Please use this identifier to cite or link to this item: http://223.31.159.10:8080/jspui/handle/123456789/63
Title: Comparative proteomics analysis of differentially expressed proteins in chickpea extracellular matrix during dehydration stress
Authors: Bhushan, Deepti
Pandey, Aarti
Choudhary, Mani Kant
Datta, Asis
Chakraborty, Subhra
Chakraborty, Niranjan
Keywords: Dehydration Stress
Chickpea
Chickpea Extracellular Matrix
Proteomics Analysis
Issue Date: 2007
Publisher: The American Society for Biochemistry and Molecular Biology, Inc.

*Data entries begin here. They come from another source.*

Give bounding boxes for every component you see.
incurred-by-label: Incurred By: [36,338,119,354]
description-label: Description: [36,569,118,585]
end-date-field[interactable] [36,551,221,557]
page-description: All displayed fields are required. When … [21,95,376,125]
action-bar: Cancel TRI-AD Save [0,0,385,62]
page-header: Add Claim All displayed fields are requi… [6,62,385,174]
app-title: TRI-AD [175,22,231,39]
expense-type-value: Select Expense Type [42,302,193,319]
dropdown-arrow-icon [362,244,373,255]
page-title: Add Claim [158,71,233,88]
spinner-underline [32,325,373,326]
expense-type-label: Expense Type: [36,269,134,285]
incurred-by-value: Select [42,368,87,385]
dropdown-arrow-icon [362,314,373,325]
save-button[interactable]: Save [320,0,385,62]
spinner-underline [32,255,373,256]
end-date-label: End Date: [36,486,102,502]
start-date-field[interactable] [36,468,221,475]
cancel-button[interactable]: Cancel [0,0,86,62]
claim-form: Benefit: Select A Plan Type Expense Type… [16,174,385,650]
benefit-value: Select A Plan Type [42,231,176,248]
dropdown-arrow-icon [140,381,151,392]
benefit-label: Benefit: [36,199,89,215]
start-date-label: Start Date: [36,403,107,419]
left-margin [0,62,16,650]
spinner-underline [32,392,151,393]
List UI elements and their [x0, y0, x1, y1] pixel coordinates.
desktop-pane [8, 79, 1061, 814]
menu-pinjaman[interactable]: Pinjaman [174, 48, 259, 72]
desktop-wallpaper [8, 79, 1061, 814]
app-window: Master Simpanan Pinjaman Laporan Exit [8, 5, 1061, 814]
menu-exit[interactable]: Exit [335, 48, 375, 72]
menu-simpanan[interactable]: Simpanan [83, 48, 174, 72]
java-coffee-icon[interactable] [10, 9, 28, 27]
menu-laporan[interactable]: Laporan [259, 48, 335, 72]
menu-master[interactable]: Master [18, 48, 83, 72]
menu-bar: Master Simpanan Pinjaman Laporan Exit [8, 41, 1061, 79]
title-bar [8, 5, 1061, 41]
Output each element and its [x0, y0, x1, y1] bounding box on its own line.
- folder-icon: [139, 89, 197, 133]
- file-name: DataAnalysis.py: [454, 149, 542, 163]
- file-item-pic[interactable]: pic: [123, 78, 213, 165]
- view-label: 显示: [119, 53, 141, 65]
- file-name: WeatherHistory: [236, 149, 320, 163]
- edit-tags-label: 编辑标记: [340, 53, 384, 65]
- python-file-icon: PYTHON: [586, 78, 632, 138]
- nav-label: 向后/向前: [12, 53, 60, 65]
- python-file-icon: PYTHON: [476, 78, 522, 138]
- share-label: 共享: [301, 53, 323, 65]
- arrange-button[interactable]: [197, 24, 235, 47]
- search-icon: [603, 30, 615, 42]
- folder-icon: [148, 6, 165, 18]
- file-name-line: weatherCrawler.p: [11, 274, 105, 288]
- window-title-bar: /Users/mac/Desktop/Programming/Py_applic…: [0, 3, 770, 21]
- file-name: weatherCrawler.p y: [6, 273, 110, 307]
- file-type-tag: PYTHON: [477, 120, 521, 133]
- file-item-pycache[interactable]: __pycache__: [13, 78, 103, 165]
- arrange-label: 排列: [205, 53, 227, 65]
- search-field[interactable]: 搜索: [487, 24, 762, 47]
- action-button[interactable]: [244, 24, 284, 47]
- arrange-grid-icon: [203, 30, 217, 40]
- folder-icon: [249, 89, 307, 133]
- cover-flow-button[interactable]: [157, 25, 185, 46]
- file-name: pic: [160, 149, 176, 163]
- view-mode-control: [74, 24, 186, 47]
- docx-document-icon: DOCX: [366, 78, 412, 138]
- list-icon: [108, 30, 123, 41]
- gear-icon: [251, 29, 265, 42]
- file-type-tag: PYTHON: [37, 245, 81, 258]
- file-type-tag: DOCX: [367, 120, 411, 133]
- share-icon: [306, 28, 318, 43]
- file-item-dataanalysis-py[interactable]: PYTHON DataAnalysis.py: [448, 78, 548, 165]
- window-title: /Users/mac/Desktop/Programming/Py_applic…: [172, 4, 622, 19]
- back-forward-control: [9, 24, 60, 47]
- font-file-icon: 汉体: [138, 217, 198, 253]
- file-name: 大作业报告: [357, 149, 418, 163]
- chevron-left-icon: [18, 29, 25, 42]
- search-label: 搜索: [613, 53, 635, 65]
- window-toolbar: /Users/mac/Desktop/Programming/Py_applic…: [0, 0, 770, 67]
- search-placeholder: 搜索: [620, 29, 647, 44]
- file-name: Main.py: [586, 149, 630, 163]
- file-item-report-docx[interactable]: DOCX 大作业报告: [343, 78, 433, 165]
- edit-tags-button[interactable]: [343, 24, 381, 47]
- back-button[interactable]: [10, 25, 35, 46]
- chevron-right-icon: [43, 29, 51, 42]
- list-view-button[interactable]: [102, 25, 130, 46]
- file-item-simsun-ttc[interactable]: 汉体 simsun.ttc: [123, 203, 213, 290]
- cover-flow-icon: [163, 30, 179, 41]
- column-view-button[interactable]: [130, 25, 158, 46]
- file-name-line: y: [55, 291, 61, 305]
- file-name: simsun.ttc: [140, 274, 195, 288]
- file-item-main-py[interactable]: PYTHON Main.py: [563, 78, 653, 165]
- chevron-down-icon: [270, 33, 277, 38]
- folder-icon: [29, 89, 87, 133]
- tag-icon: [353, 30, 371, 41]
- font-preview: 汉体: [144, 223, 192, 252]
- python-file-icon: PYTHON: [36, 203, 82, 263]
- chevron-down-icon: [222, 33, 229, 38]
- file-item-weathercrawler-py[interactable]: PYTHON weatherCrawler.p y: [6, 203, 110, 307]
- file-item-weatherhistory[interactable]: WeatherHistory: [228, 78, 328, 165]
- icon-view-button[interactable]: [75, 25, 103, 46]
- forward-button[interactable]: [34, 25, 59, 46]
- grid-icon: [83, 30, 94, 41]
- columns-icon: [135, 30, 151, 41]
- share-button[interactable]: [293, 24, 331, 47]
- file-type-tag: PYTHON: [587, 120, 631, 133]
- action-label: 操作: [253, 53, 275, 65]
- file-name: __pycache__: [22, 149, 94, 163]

Citation: Mol. Cell. Proteomics, 6: 1868 -1884
Abstract: Water deficit or dehydration is the most crucial environmental factor that limits crop productivity and influences geographical distribution of many crop plants. It is suggested that dehydration-responsive changes in expression of proteins may lead to cellular adaptation against water deficit conditions. Most of the earlier understanding of dehydration-responsive cellular adaptation has evolved from transcriptome analyses. By contrast, comparative analysis of dehydration-responsive proteins, particularly proteins in the subcellular fraction, is limiting. In plants, cell wall or extracellular matrix (ECM) serves as the repository for most of the components of the cell signaling process and acts as a frontline defense. Thus, we have initiated a proteomics approach to identify dehydration- responsive ECM proteins in a food legume, chickpea. Several commercial chickpea varieties were screened for the status of dehydration tolerance using different physiological and biochemical indexes. Dehydration-responsive temporal changes of ECM proteins in JG-62, a relatively tolerant variety, revealed 186 proteins with variance at a 95% significance level statistically. The comparative proteomics analysis led to the identification of 134 differentially expressed proteins that include predicted and novel dehydration-responsive proteins. This study, for the first time, demonstrates that over a hundred ECM proteins, presumably involved in a variety of cellular functions, viz. cell wall modification, signal transduction, metabolism, and cell defense and rescue, impinge on the molecular mechanism of dehydration tolerance in plants.